Research published in The Lancet Healthy Longevity provides evidence to support that living with others, community group engagement and never feeling lonely are associated with slower cognitive decline.

It is widely recognised that poor social connections such as small networks, infrequent interactions, and loneliness, are modifiable risk factors for cognitive decline, with the 2020 Lancet Commission on dementia prevention estimating that tackling social isolation could prevent 4% of dementia cases worldwide.

However, up until now research hasn’t examined data beyond North America and Europe. Existing research has also combined variables indicating good social connections (such as living with others and being married) instead of looking at each one separately. This means that we couldn’t say what exact type or amount of social connections we need for healthy brain ageing.

This research, led by UNSW Sydney’s Centre for Healthy Brain Ageing (CHeBA), investigated a range of measures of social connectedness to discover which had the most robust findings in relation to risk reduction of cognitive decline – and dementia. 

“We looked at a range of measures of social connections, in approximately 40,000 people across 13 international studies,” says lead author Dr Suraj Samtani, Postdoctoral Fellow and social health expert at CHeBA.

“Previous analyses of multiple international studies have many limitations,” says Dr Samtani.

“Our goal was to investigate the association between various social connection markers and the rate of annual change in cognition. We had longitudinal data from six continents, making this the most representative analysis done on social connections and cognitive decline until now.

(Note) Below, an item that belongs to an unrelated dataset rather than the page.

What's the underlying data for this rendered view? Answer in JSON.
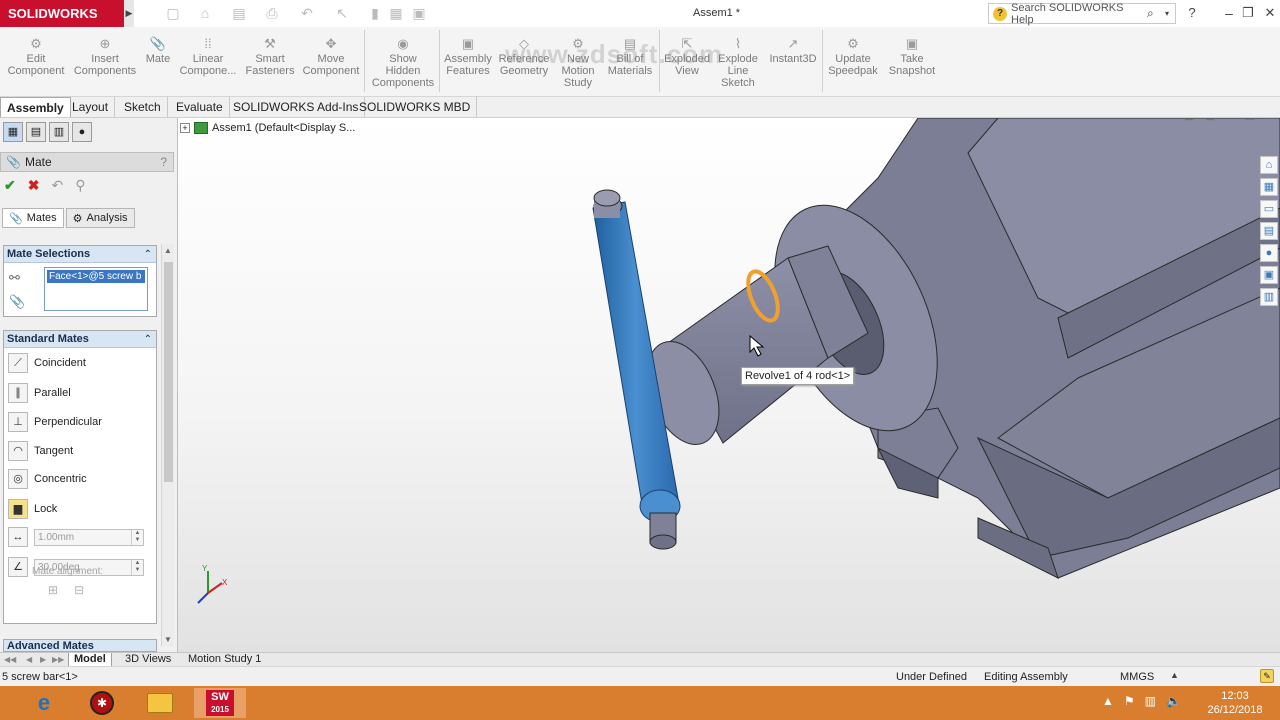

We also examined each social connection variable individually to compare their impacts on cognitive decline."


Basically, we found that people who are more socially connected experience slower cognitive decline.

Dr Suraj Samtani


Co-author and CHeBA Co-Director Professor Henry Brodaty said that the findings have socio-economic significance.

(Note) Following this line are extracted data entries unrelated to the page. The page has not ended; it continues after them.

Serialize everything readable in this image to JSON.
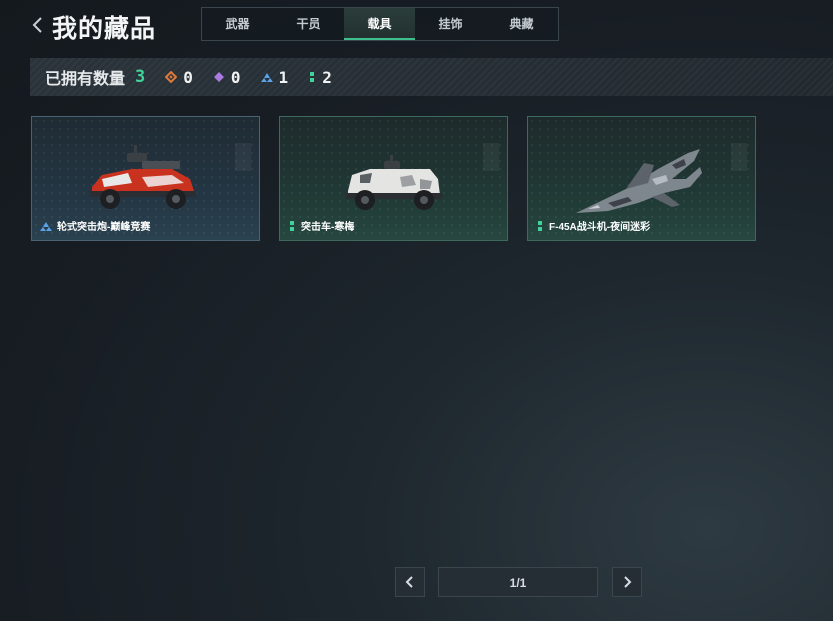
{
  "header": {
    "title": "我的藏品",
    "back_icon": "chevron-left-icon"
  },
  "tabs": [
    {
      "label": "武器",
      "active": false
    },
    {
      "label": "干员",
      "active": false
    },
    {
      "label": "载具",
      "active": true
    },
    {
      "label": "挂饰",
      "active": false
    },
    {
      "label": "典藏",
      "active": false
    }
  ],
  "stats": {
    "label": "已拥有数量",
    "total": "3",
    "rarities": [
      {
        "icon": "orange-diamond-icon",
        "color": "#e07a3a",
        "count": "0"
      },
      {
        "icon": "purple-diamond-icon",
        "color": "#a97be0",
        "count": "0"
      },
      {
        "icon": "blue-triangle-icon",
        "color": "#5aa3e8",
        "count": "1"
      },
      {
        "icon": "green-dots-icon",
        "color": "#3fd29a",
        "count": "2"
      }
    ]
  },
  "items": [
    {
      "name": "轮式突击炮-巅峰竞赛",
      "rarity": "blue",
      "rarity_icon": "blue-triangle-icon",
      "image": "red-armored-vehicle-icon"
    },
    {
      "name": "突击车-寒梅",
      "rarity": "green",
      "rarity_icon": "green-dots-icon",
      "image": "white-camo-vehicle-icon"
    },
    {
      "name": "F-45A战斗机-夜间迷彩",
      "rarity": "green",
      "rarity_icon": "green-dots-icon",
      "image": "camo-fighter-jet-icon"
    }
  ],
  "pagination": {
    "text": "1/1"
  },
  "colors": {
    "accent_green": "#3fd29a",
    "rarity_blue": "#5aa3e8",
    "rarity_green": "#3fd29a"
  }
}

“We found that sharing a home with one or more person, and weekly community group engagement had the most robust results across studies, indicating these factors are fundamental components in the link with less cognitive decline,” says Professor Brodaty.

“We also identified an association between never feeling lonely and a slower rate of cognitive decline."

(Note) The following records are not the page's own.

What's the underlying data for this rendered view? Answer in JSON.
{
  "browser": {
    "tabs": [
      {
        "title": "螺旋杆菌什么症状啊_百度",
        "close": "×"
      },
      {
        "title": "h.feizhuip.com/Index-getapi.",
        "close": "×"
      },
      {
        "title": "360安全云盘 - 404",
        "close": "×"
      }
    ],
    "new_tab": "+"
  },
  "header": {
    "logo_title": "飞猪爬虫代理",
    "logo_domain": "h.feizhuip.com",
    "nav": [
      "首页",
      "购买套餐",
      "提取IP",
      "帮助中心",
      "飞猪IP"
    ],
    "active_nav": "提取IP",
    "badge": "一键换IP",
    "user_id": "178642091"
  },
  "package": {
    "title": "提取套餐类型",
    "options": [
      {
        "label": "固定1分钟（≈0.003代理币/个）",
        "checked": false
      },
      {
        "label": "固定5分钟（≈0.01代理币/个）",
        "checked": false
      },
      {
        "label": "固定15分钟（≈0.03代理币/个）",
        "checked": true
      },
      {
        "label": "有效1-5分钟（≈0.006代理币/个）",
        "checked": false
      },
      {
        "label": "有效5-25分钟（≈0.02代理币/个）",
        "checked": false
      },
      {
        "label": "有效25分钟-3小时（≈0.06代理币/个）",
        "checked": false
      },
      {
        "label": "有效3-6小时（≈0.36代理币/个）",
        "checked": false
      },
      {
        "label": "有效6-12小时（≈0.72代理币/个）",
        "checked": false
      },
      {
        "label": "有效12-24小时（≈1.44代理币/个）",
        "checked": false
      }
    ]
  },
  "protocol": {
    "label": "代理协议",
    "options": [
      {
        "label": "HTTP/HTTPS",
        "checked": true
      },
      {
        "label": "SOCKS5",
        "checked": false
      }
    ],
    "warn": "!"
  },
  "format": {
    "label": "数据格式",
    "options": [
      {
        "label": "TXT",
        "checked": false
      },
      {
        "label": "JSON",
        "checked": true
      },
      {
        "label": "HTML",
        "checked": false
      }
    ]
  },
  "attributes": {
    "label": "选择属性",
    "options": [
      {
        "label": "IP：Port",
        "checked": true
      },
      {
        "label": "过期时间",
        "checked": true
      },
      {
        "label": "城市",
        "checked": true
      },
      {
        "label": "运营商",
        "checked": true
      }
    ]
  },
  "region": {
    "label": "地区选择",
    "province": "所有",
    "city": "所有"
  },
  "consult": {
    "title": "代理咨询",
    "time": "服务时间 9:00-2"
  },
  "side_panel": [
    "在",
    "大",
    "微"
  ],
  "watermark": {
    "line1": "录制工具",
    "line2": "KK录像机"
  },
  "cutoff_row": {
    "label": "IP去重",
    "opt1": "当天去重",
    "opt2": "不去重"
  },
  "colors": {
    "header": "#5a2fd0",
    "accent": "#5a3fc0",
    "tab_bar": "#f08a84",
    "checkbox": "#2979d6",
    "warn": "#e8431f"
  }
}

Through research such as this we are able to develop and implement societal shifts to reduce risk of memory decline and dementia.

Professor Henry Brodaty


The researchers did not find a significant association between degree of social support, having a confidante or relationship satisfaction and cognitive decline.

“The data from 13 international studies was accessible as a result of The Dementia Momentum,” says Spokesman for the initiative Dr Richard Grellman AM. “The ageing studies for this particular research originated from North and South America, Europe, Africa, Asia and Australia are part of the Cohort Studies of Memory in an International Consortium – or COSMIC.”

COSMIC Consortium Leader Professor Perminder Sachdev says “having researchers of brain ageing from around the world come together in this collaboration to determine what factors of social connection are common for memory decline will have significant impact on policy change for the future of Alzheimer’s disease and other dementias.”

Future research will be important to replicate these findings and, crucially, to determine if interventions at individual or societal levels can improve social connectedness and alleviate loneliness.

Funding: EU Joint Programme–Neurodegenerative Disease Research grant, funded by the National Health and Medical Research Council Australia, and the National Institute on Aging of the US National Institutes of Health.